My Aunt Carol married my Dad's little brother, Jim, in 1959. I was born in 1956, so I have known Carol all my life. They lived in the same house they bought just after they got married, and raised five children there. Jeff came about ten months after they got married. The identical twins were born on Jeff's first birthday. Carol never EVER knew she was having twins, until the first one came out and they told her she wasn't done. Sue, the fourth child, had to be removed with forceps, and is still affected by it.
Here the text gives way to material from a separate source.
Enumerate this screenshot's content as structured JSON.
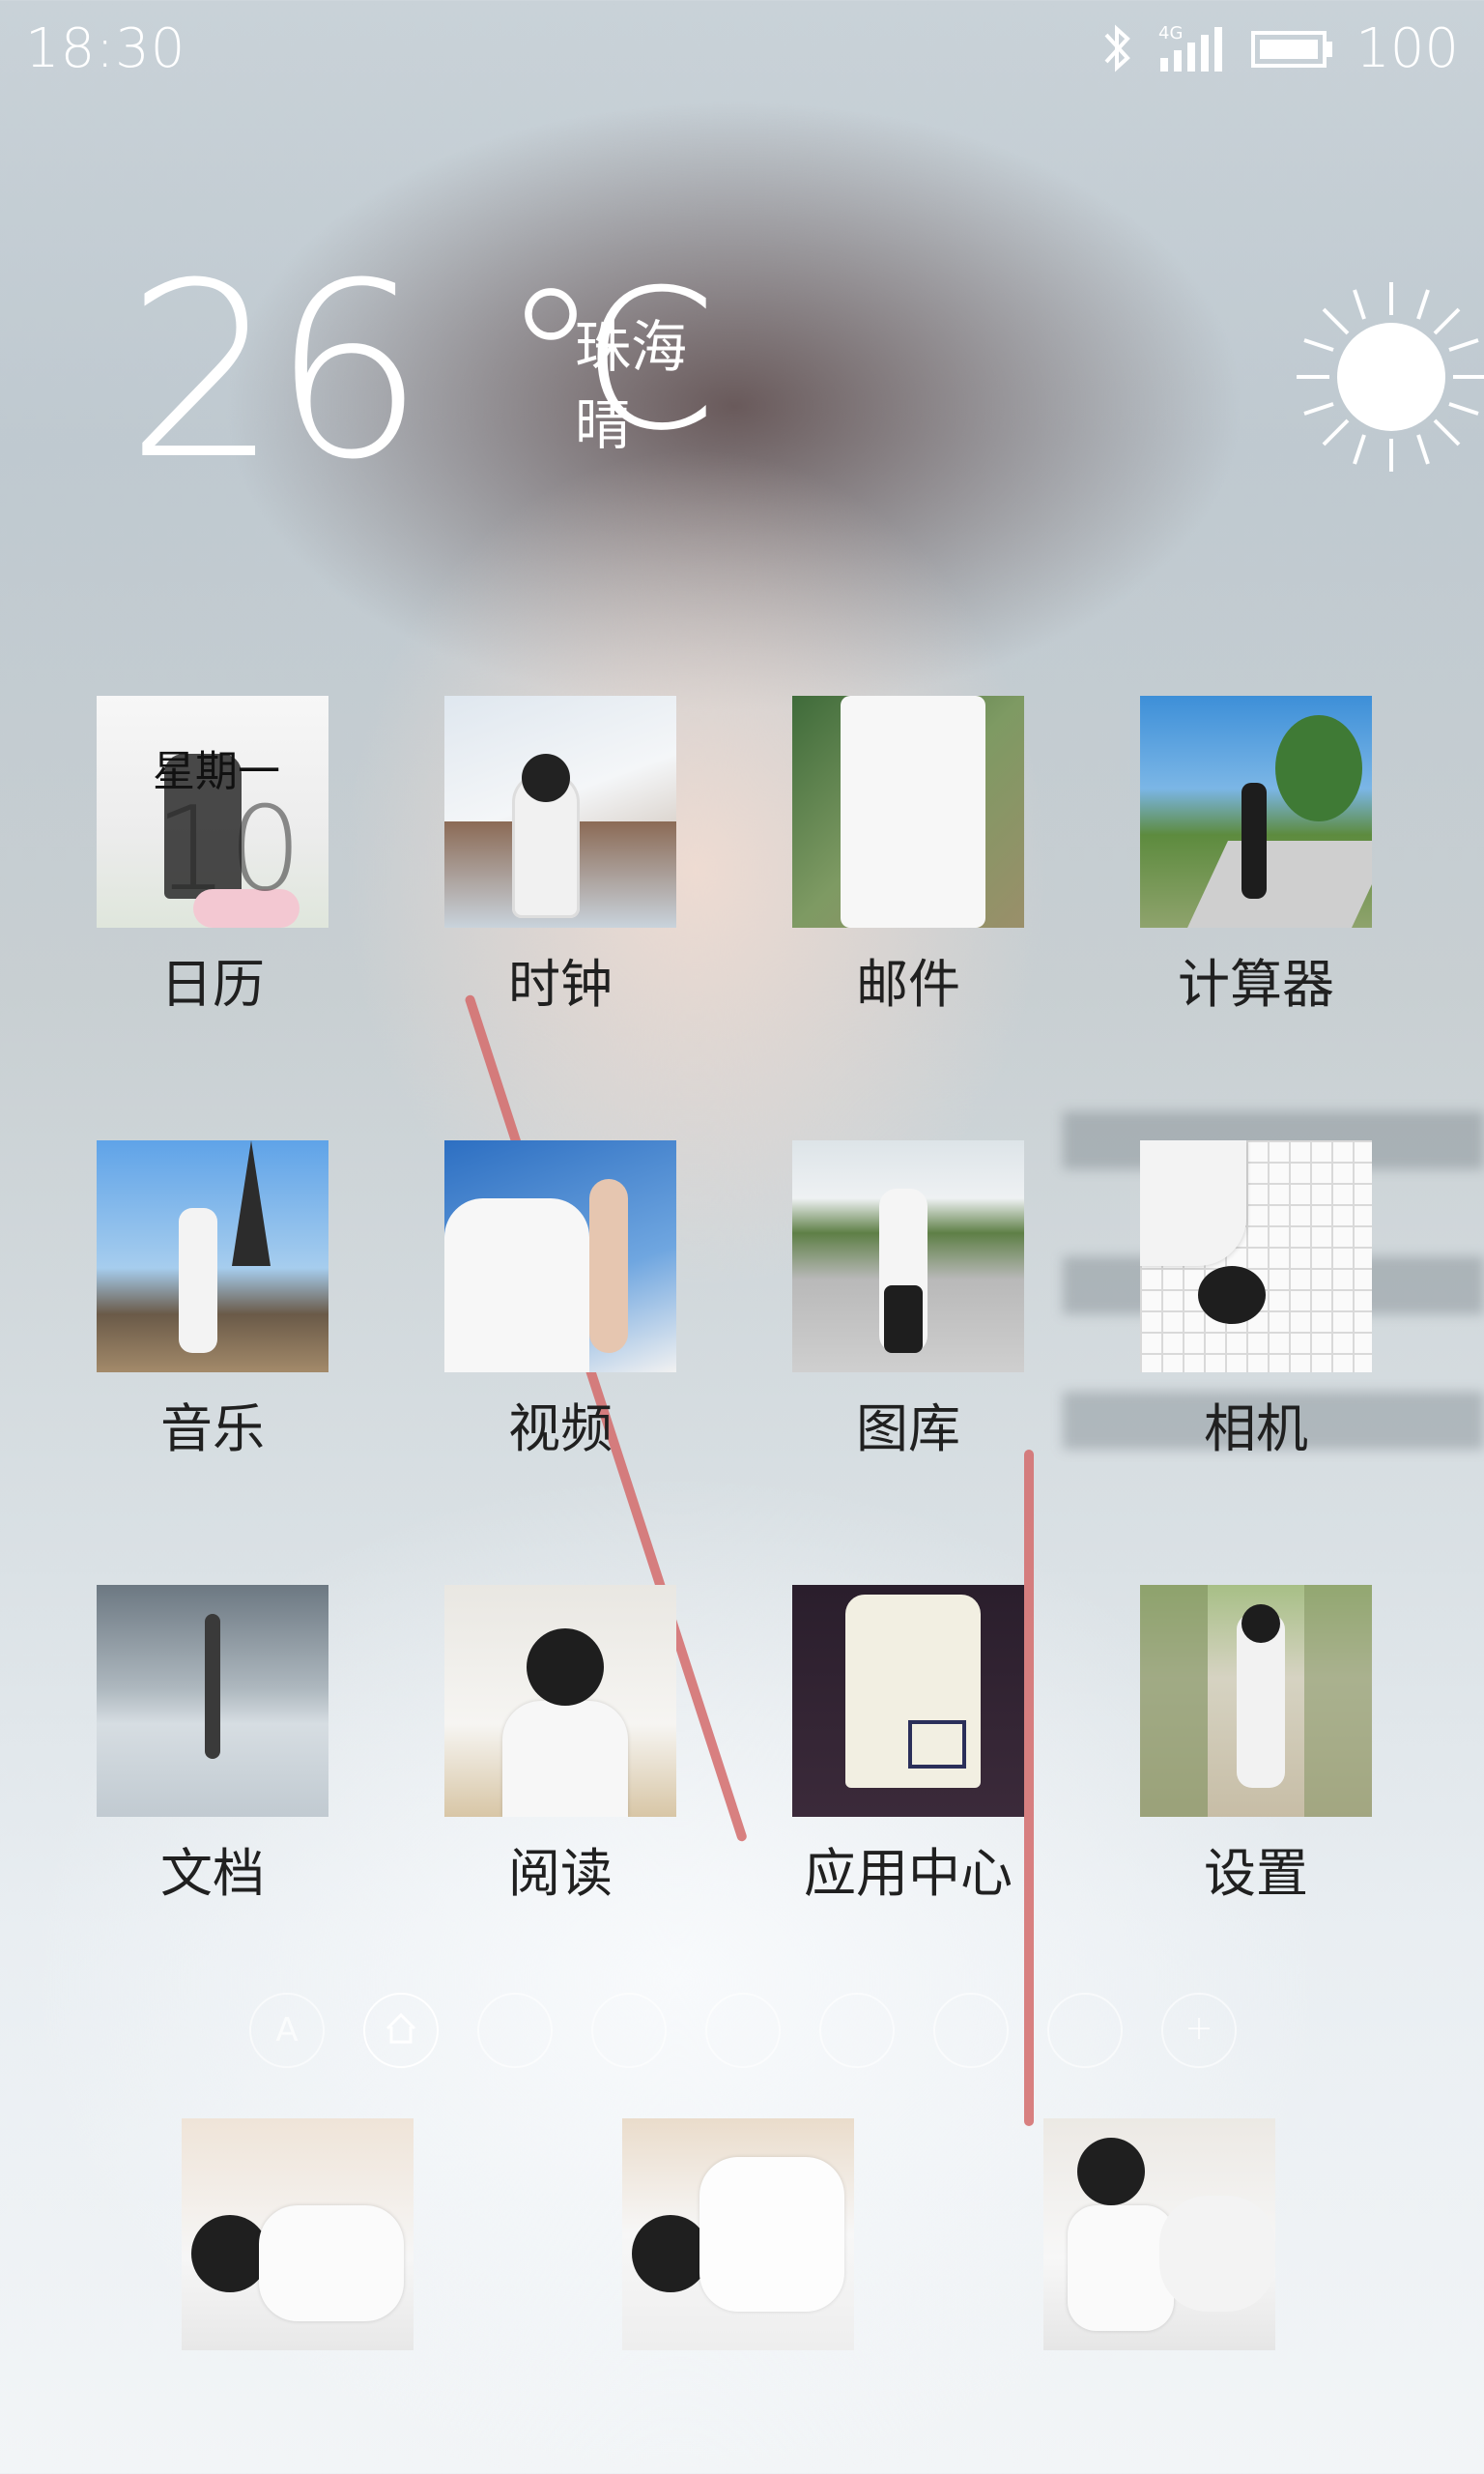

She has severe epilepsy, and mental disabilities, which made it almost impossible for Sue to leave home, and Carol took care of her every single day of her life, and I am sure made her breakfast the morning of her surgery. Sally, the miracle baby, was born ten years after Jeff, and has been a joy for everyone.
Carol, who married Jim just after she graduated from high school, convinced all four of her kids (that were able) to go to college. She was always encouraging, always so funny, and so full of spunk and love, it is no wonder she raised some awesome kids.
When Sally was in High School, she went to Germany for a year as an exchange student. Neither Jim or Carol had ever been on an airplane, but wanted to go see Sally. They asked me if I would go, and drive them around Europe. I jumped at the chance, and drove them all over Germany, Austria, Switzerland, France and Belgium for three weeks. We were on a mission to find the gravesite where Carol's uncle was buried after dying in the Battle of the Bulge. We found him in a gravesite in Northern Belgium, and all cried, knowing we were the first family members who had ever even known where he was buried. That moment of Carol seeing her Uncle's grave will be with me forever. So will the trip we all took, cruising all over Europe.
Carol went into the hospital yesterday for routine (?) heart surgery. Everything went well, and her daughter even called my Dad to say that Carol was resting comfortably. Within an hour, she had died. My heart is broken. The world has lost a magnificent woman, one who influenced all of us, with her heart of gold, and her devotion to all of us.
I am so glad that I went to see her and Sue this past summer. Carol lost her husband Jim, earlier in the year, after a LONG illness, and I had never seen her so content. Jim was not an easy man to deal with, but their family was OK, because Carol took the brunt of Jim's behavior. Carol was happy, and looked fit and better than I had seen her in a long time.
She meant the world to me. She made me realize that if you set your mind to something, you can accomplish almost anything. One of her kids has a PhD, two have Masters degrees. These are the offspring of a woman who had never had anyone in her family go to college.
She was a small town girl, with wisdom far beyond what most have.
I am sure my cousins are devastated today. She was their north star. I know I have lost a big piece of my heart today, and am forever grateful that she has been such an important part of my life.
I will miss you always, Aunt Carol.
For the rest of you, spend your love with abandon, and know that we can lose anyone at any time. Always live like this is your most cherished day.